Re: [RFC v3 5/5] sched/{core,cpufreq_schedutil}: add capacity clamping for RT/DL tasks

From: Juri Lelli
Date: Thu Mar 16 2017 - 13:17:14 EST


On 16/03/17 09:58, Joel Fernandes wrote:
> On Thu, Mar 16, 2017 at 5:44 AM, Juri Lelli <juri.lelli@xxxxxxx> wrote:
> > On 16/03/17 12:27, Patrick Bellasi wrote:
> >> On 16-Mar 11:16, Juri Lelli wrote:
> >> > On 15/03/17 16:40, Joel Fernandes wrote:
> >> > > On Wed, Mar 15, 2017 at 9:24 AM, Juri Lelli <juri.lelli@xxxxxxx> wrote:
> >> > > [..]
> >> > > >
> >> > > >> > However, trying to quickly summarize how that would work (for who is
> >> > > >> > already somewhat familiar with reclaiming bits):
> >> > > >> >
> >> > > >> > - a task utilization contribution is accounted for (at rq level) as
> >> > > >> > soon as it wakes up for the first time in a new period
> >> > > >> > - its contribution is then removed after the 0lag time (or when the
> >> > > >> > task gets throttled)
> >> > > >> > - frequency transitions are triggered accordingly
> >> > > >> >
> >> > > >> > So, I don't see why triggering a go down request after the 0lag time
> >> > > >> > expired and quickly reacting to tasks waking up would have create
> >> > > >> > problems in your case?
> >> > > >>
> >> > > >> In my experience, the 'reacting to tasks' bit doesn't work very well.
> >> > > >
> >> > > > Humm.. but in this case we won't be 'reacting', we will be
> >> > > > 'anticipating' tasks' needs, right?
> >> > >
> >> > > Are you saying we will start ramping frequency before the next
> >> > > activation so that we're ready for it?
> >> > >
> >> >
> >> > I'm saying that there is no need to ramp, simply select the frequency
> >> > that is needed for a task (or a set of them).
> >> >
> >> > > If not, it sounds like it will only make the frequency request on the
> >> > > next activation when the Active bandwidth increases due to the task
> >> > > waking up. By then task has already started to run, right?
> >> > >
> >> >
> >> > When the task is enqueued back we select the frequency considering its
> >> > bandwidth request (and the bandwidth/utilization of the others). So,
> >> > when it actually starts running it will already have enough capacity to
> >> > finish in time.
> >>
> >> Here we are factoring out the time required to actually switch to the
> >> required OPP. I think Joel was referring to this time.
> >>
>
> Yes, that's what I meant.
>
> >
> > Right.

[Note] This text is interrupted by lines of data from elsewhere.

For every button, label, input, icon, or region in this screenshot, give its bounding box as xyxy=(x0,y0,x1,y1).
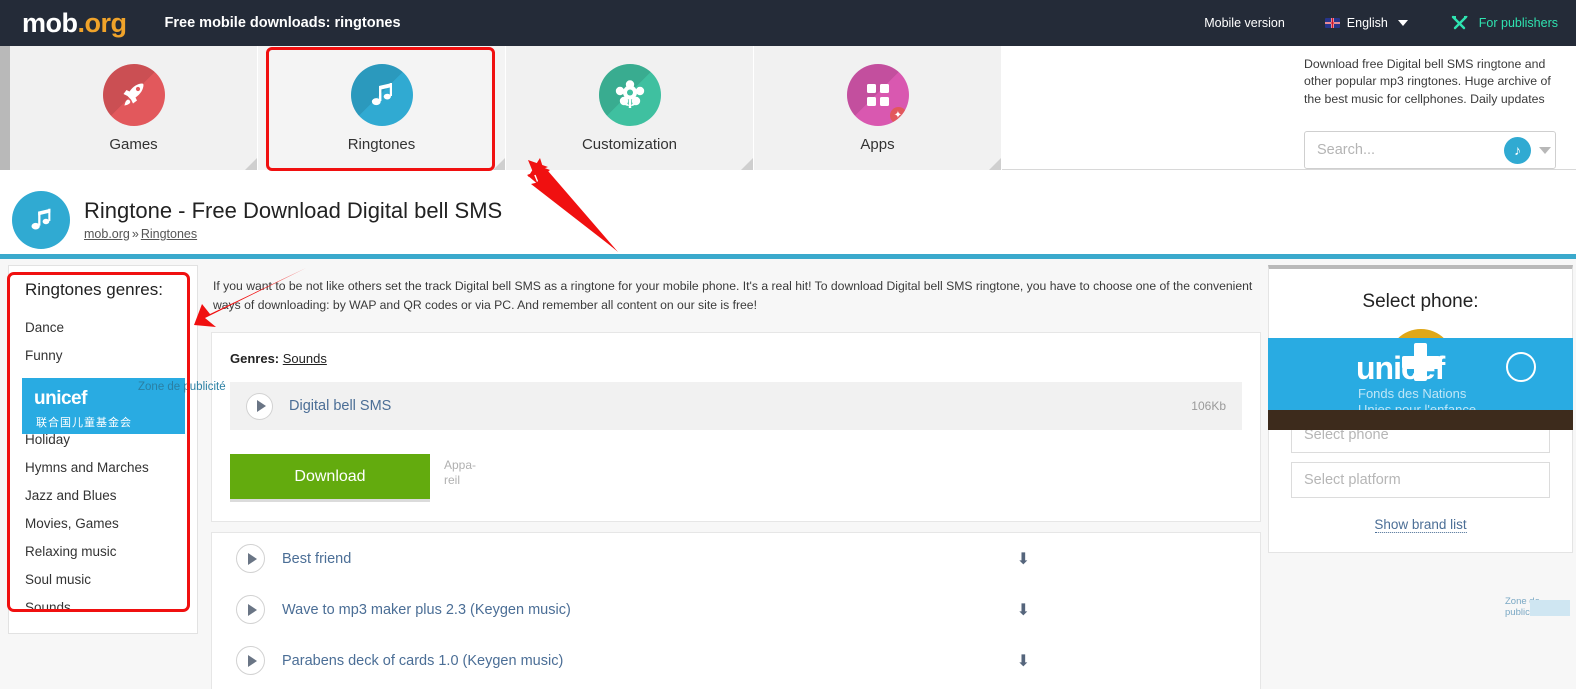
sidebar-item-dance[interactable]: Dance xyxy=(25,313,181,341)
featured-track-name[interactable]: Digital bell SMS xyxy=(289,398,391,414)
page-header: Ringtone - Free Download Digital bell SM… xyxy=(0,171,1576,251)
breadcrumb-current[interactable]: Ringtones xyxy=(141,227,197,241)
list-item[interactable]: Parabens deck of cards 1.0 (Keygen music… xyxy=(212,635,1260,686)
sidebar-item-relaxing-music[interactable]: Relaxing music xyxy=(25,537,181,565)
left-sidebar: Ringtones genres: Dance Funny Hard & Hea… xyxy=(8,265,198,634)
select-platform-field[interactable]: Select platform xyxy=(1291,462,1550,498)
list-item[interactable]: Best friend ⬇ xyxy=(212,533,1260,584)
chevron-down-icon xyxy=(1397,20,1408,26)
genres-card: Ringtones genres: Dance Funny Hard & Hea… xyxy=(8,265,198,634)
tab-customization[interactable]: Customization xyxy=(506,46,754,170)
language-selector[interactable]: English xyxy=(1324,16,1408,30)
tab-games-label: Games xyxy=(109,135,158,153)
download-arrow-icon[interactable]: ⬇ xyxy=(1017,600,1030,620)
site-tagline: Free mobile downloads: ringtones xyxy=(164,15,401,31)
site-logo[interactable]: mob.org xyxy=(22,8,127,39)
search-chevron-down-icon[interactable] xyxy=(1539,146,1551,154)
track-name[interactable]: Wave to mp3 maker plus 2.3 (Keygen music… xyxy=(282,602,571,618)
list-item[interactable]: Wave to mp3 maker plus 2.3 (Keygen music… xyxy=(212,584,1260,635)
download-arrow-icon[interactable]: ⬇ xyxy=(1017,549,1030,569)
logo-text-dot: . xyxy=(77,7,86,38)
for-publishers-link[interactable]: For publishers xyxy=(1450,13,1558,33)
un-emblem-icon xyxy=(1506,352,1536,382)
tools-icon xyxy=(1451,15,1468,30)
tab-apps-label: Apps xyxy=(860,135,895,153)
breadcrumb-separator: » xyxy=(131,227,139,241)
play-icon[interactable] xyxy=(236,544,265,574)
sidebar-item-jazz-blues[interactable]: Jazz and Blues xyxy=(25,481,181,509)
tab-customization-label: Customization xyxy=(581,135,678,153)
tab-apps[interactable]: ✦ Apps xyxy=(754,46,1002,170)
category-tabs: Games Ringtones Customization ✦ Apps xyxy=(10,46,1002,170)
nav-description: Download free Digital bell SMS ringtone … xyxy=(1304,57,1551,106)
sidebar-item-soul-music[interactable]: Soul music xyxy=(25,565,181,593)
ad-left-label: Zone de publicité xyxy=(138,381,226,393)
ad-right-close-area[interactable] xyxy=(1530,600,1570,616)
main-column: If you want to be not like others set th… xyxy=(205,259,1265,689)
tab-games[interactable]: Games xyxy=(10,46,258,170)
ad-right-sub-line1: Fonds des Nations xyxy=(1358,386,1467,401)
sidebar-item-movies-games[interactable]: Movies, Games xyxy=(25,509,181,537)
top-bar: mob.org Free mobile downloads: ringtones… xyxy=(0,0,1576,46)
for-publishers-label: For publishers xyxy=(1478,16,1558,30)
appareil-label: Appa-reil xyxy=(444,458,477,488)
genres-line-value[interactable]: Sounds xyxy=(283,351,327,366)
genres-line: Genres: Sounds xyxy=(230,351,1242,366)
sidebar-item-hymns-marches[interactable]: Hymns and Marches xyxy=(25,453,181,481)
page-title: Ringtone - Free Download Digital bell SM… xyxy=(84,198,503,223)
tab-ringtones[interactable]: Ringtones xyxy=(258,46,506,170)
play-icon[interactable] xyxy=(236,595,265,625)
category-nav: Games Ringtones Customization ✦ Apps Dow… xyxy=(0,46,1576,170)
intro-text: If you want to be not like others set th… xyxy=(213,279,1253,312)
ad-right-photo xyxy=(1268,410,1573,430)
download-row: Download Appa-reil xyxy=(230,454,1242,500)
genres-title: Ringtones genres: xyxy=(25,280,163,299)
flower-gear-icon xyxy=(598,63,661,126)
language-label: English xyxy=(1346,16,1388,30)
music-note-icon xyxy=(350,63,413,126)
search-box[interactable]: ♪ xyxy=(1304,131,1556,169)
mobile-version-link[interactable]: Mobile version xyxy=(1204,16,1285,30)
breadcrumb: mob.org» Ringtones xyxy=(84,227,197,241)
app-grid-icon: ✦ xyxy=(846,63,909,126)
logo-text-org: org xyxy=(84,7,128,38)
apps-badge-icon: ✦ xyxy=(889,106,907,124)
download-panel: Genres: Sounds Digital bell SMS 106Kb Do… xyxy=(211,332,1261,523)
play-icon[interactable] xyxy=(236,646,265,676)
genres-line-label: Genres: xyxy=(230,351,280,367)
download-button[interactable]: Download xyxy=(230,454,430,500)
track-name[interactable]: Parabens deck of cards 1.0 (Keygen music… xyxy=(282,653,563,669)
search-music-icon[interactable]: ♪ xyxy=(1504,136,1531,164)
sidebar-item-sounds[interactable]: Sounds xyxy=(25,593,181,621)
logo-text-main: mob xyxy=(22,7,78,38)
play-icon[interactable] xyxy=(246,392,273,420)
uk-flag-icon xyxy=(1324,18,1340,28)
search-input[interactable] xyxy=(1317,142,1504,158)
show-brand-list-link[interactable]: Show brand list xyxy=(1374,517,1467,533)
page-music-note-icon xyxy=(12,191,70,249)
tab-ringtones-label: Ringtones xyxy=(347,135,416,153)
content-area: Ringtones genres: Dance Funny Hard & Hea… xyxy=(0,259,1576,689)
rocket-icon xyxy=(102,63,165,126)
featured-track-row[interactable]: Digital bell SMS 106Kb xyxy=(230,382,1242,431)
track-name[interactable]: Best friend xyxy=(282,551,351,567)
sidebar-item-funny[interactable]: Funny xyxy=(25,341,181,369)
download-arrow-icon[interactable]: ⬇ xyxy=(1017,651,1030,671)
select-phone-title: Select phone: xyxy=(1362,291,1479,312)
featured-track-size: 106Kb xyxy=(1191,399,1226,414)
top-bar-right: Mobile version English For publishers xyxy=(1204,13,1576,33)
page-root: mob.org Free mobile downloads: ringtones… xyxy=(0,0,1576,689)
related-tracks-panel: Best friend ⬇ Wave to mp3 maker plus 2.3… xyxy=(211,532,1261,689)
ad-left-logo: unicef xyxy=(34,388,87,409)
ad-left-subtext: 联合国儿童基金会 xyxy=(36,417,132,429)
breadcrumb-home[interactable]: mob.org xyxy=(84,227,130,241)
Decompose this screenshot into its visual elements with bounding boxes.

But, this is an HW limitation. It seems a problem that every
> > scheduler driven decision will have to take into account. So, doesn't
> > make more sense to let the driver (or the governor shim layer) introduce
> > some sort of hysteresis to frequency changes if needed?
>
> The problem IMO which Hysterisis in the governor will not help is what
> if you had a DL task that is not waking up for several periods and
> then wakes up, then for that wake up, we would still be subject to the
> HW limitation of time taken to switch to needed OPP. Right?
>

True, but in this case the problem is that you cannot really predict the
future anyway. So, if your HW is so slow to react that it always causes
latency problems then I guess you'll be forced to statically raise your
min_freq value to cope with that HW limitation, indipendently from
scheduling policies/heuristics?

OTOH, hysteresis, when properly tuned, should cover the 'normal' cases.

> >> That time cannot really be eliminated but from having faster OOP
> >> swiching HW support. Still, jumping strating to the "optimal" OPP
> >> instead of rumping up is a big improvement.
>
> Yes I think so.
>
> Thanks,
> Joel